The rabbi talked about both catering and restaurants, but the main thing was communication between chef and mashgiach, plus recognition that you have the same goal – to serve a quality kosher meal.

In catering, there’s a lot more control. You know what you’re serving and when and where. You can tell your
mashgiach what the menus are and when you’re serving. In restaurants, it’s far less predictable because the meals aren’t set and you never know when you’ll run out of checked vegetables.
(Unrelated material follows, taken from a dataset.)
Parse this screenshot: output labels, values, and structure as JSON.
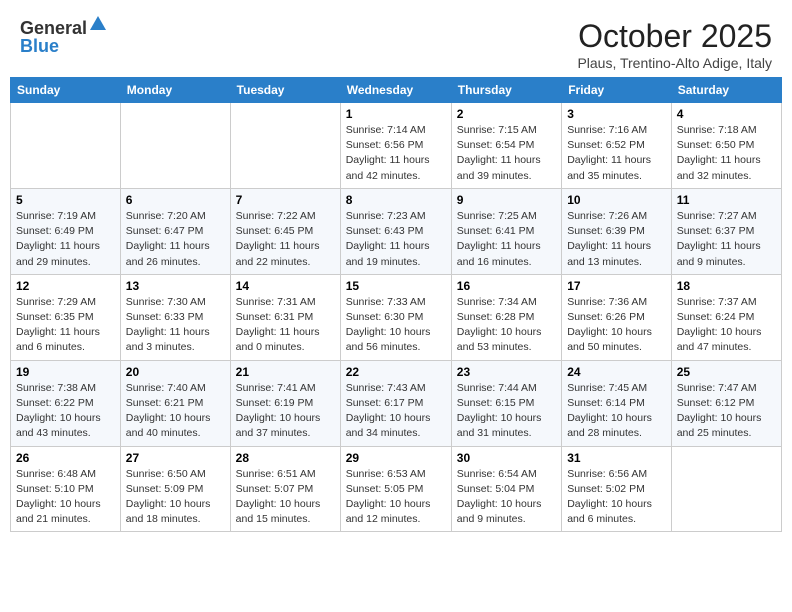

Then we moved onto catering for Shabbat – time constraints, equipment constraints, halachic concerns about ovens and lights and even maybe an eruv (so one can carry from refrigerated truck to hotel if they don’t have fridge room) – even serving dairy breakfast while prepping fleishig lunch. One hint – hire all non-Jewish staff on Shabbat to minimize problems. And make sure to make tea essence and get rid of all peppermills – even for decoration.

And keep the number of the supervisory organization at hand so they can mediate between you and the mashgiach (not possible on Shabbat, of course.)

He did NOT discuss Pesach because that’s a major issue all by itself.

Then the rabbi left and we got back to cooking. While part of the class dealt with the stock and part prepped a mango chutney to be cooked tomorrow (I peeled two), some of us got our knives sharpened. I watched chef as he sharpened mine – he actually removed stone as he moved the knife forward over it. This is what’s supposed to happen.

And then we helped clean up. Long day, but productive.